The Commission alleges that as a result of the conduct described above, Doody, Doody Sr., and Neiley violated Section 10(b) of the Securities Exchange Act of 1934 ("Exchange Act") and Rule 10b-5 thereunder. In its action, the Commission is seeking permanent injunctions, disgorgement of the illegal trading profits, prejudgment interest, and civil penalties. Without admitting or denying the facts alleged in the complaint, Neiley has consented to the entry of a final judgment that permanently enjoins her from future violations of Section 10(b) of the Exchange Act and Rule 10b-5 thereunder, but does not impose penalties based on her sworn financial statement.

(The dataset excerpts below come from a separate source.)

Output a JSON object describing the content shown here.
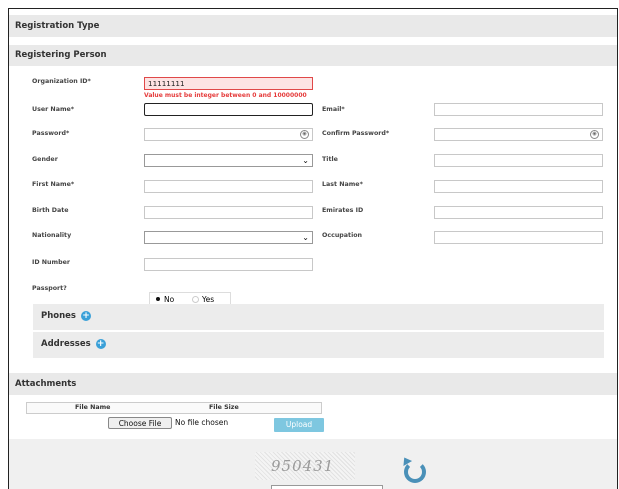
{
  "sections": {
    "registration_type": "Registration Type",
    "registering_person": "Registering Person",
    "attachments": "Attachments"
  },
  "form": {
    "org_id": {
      "label": "Organization ID*",
      "value": "11111111",
      "error": "Value must be integer between 0 and 10000000"
    },
    "user_name": {
      "label": "User Name*",
      "value": ""
    },
    "email": {
      "label": "Email*",
      "value": ""
    },
    "password": {
      "label": "Password*",
      "value": ""
    },
    "confirm_password": {
      "label": "Confirm Password*",
      "value": ""
    },
    "gender": {
      "label": "Gender",
      "value": ""
    },
    "title": {
      "label": "Title",
      "value": ""
    },
    "first_name": {
      "label": "First Name*",
      "value": ""
    },
    "last_name": {
      "label": "Last Name*",
      "value": ""
    },
    "birth_date": {
      "label": "Birth Date",
      "value": ""
    },
    "emirates_id": {
      "label": "Emirates ID",
      "value": ""
    },
    "nationality": {
      "label": "Nationality",
      "value": ""
    },
    "occupation": {
      "label": "Occupation",
      "value": ""
    },
    "id_number": {
      "label": "ID Number",
      "value": ""
    },
    "passport": {
      "label": "Passport?",
      "options": [
        "No",
        "Yes"
      ],
      "selected": "No"
    }
  },
  "panels": {
    "phones": "Phones",
    "addresses": "Addresses"
  },
  "attachments": {
    "columns": [
      "File Name",
      "File Size"
    ],
    "choose_file": "Choose File",
    "no_file": "No file chosen",
    "upload": "Upload"
  },
  "captcha": {
    "code": "950431"
  },
  "icons": {
    "eye": "eye-icon",
    "chevron": "chevron-down-icon",
    "plus": "plus-circle-icon",
    "refresh": "refresh-icon"
  },
  "colors": {
    "error": "#e53b3b",
    "accent": "#3aa0d8",
    "upload": "#7ec7e0"
  }
}
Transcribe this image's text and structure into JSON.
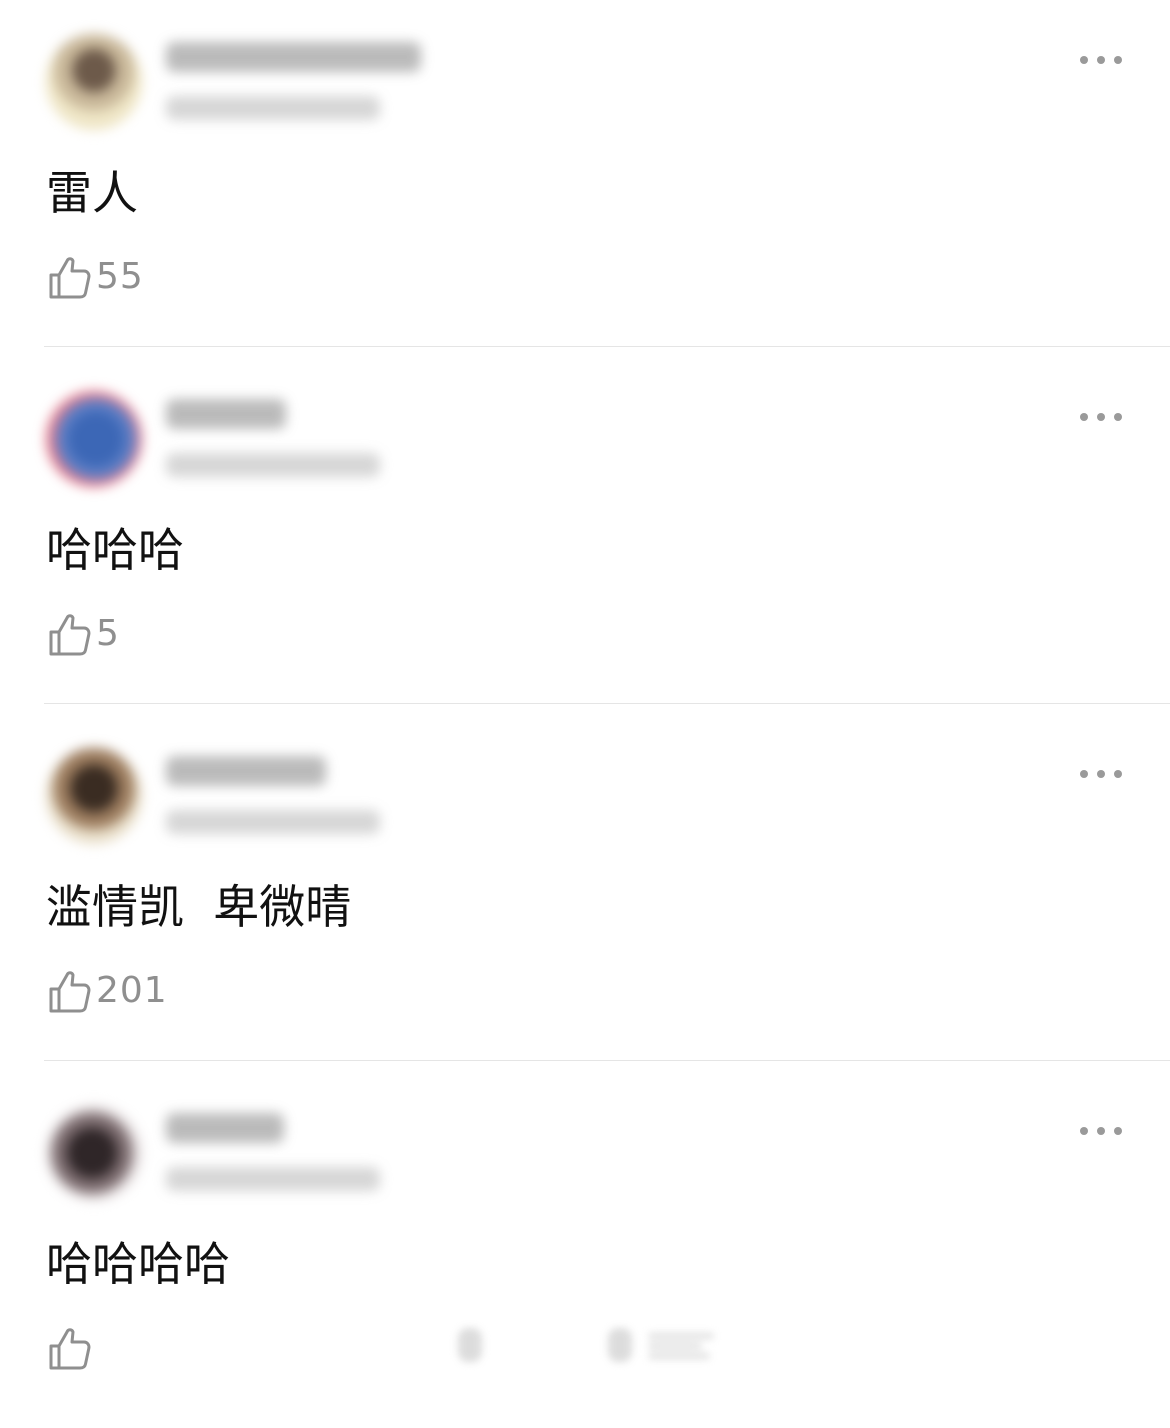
{
  "comments": [
    {
      "text": "雷人",
      "likes": "55"
    },
    {
      "text": "哈哈哈",
      "likes": "5"
    },
    {
      "text": "滥情凯  卑微晴",
      "likes": "201"
    },
    {
      "text": "哈哈哈哈",
      "likes": ""
    }
  ],
  "icons": {
    "more": "more-icon",
    "like": "thumb-up-icon"
  },
  "colors": {
    "text": "#111111",
    "secondary": "#8f8f8f",
    "icon": "#9a9a9a",
    "divider": "#e5e5e5"
  }
}
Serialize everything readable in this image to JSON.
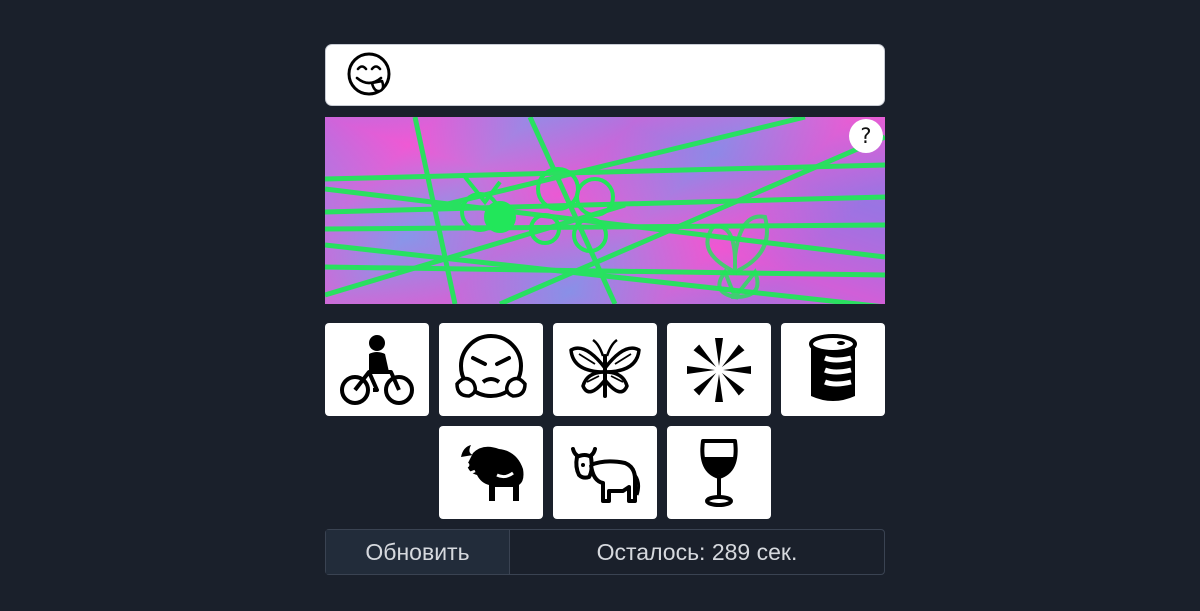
{
  "captcha": {
    "prompt_icon": "face-savoring-food-icon",
    "help_label": "?",
    "challenge_icons": [
      "bicycle-rider-icon",
      "ribbon-icon",
      "butterfly-icon"
    ],
    "line_color": "#1ee85a",
    "choices": [
      {
        "icon": "person-biking-icon"
      },
      {
        "icon": "face-with-steam-icon"
      },
      {
        "icon": "butterfly-icon"
      },
      {
        "icon": "eight-spoked-asterisk-icon"
      },
      {
        "icon": "oil-drum-icon"
      },
      {
        "icon": "bison-icon"
      },
      {
        "icon": "ox-icon"
      },
      {
        "icon": "wine-glass-icon"
      }
    ],
    "refresh_label": "Обновить",
    "timer_label": "Осталось: 289 сек."
  }
}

The United States Attorney for the Southern District of New York today announced criminal charges against Doody, arising from the same conduct alleged in the Commission's complaint.

The Commission gratefully acknowledges the assistance provided by the Pacific Stock Exchange in the investigation of this matter. This is the Commission's second insider trading case concerning the merger of BetzDearborn and Hercules. See SEC v. Rodolfo Luzardo, et al., 01 Civ. 9206 (DC) (S.D.N.Y.) (filed October 18, 2001) (Litigation Release No. 17197). The Commission's investigation into insider trading before the announcement of the merger of BetzDearborn and Hercules is continuing.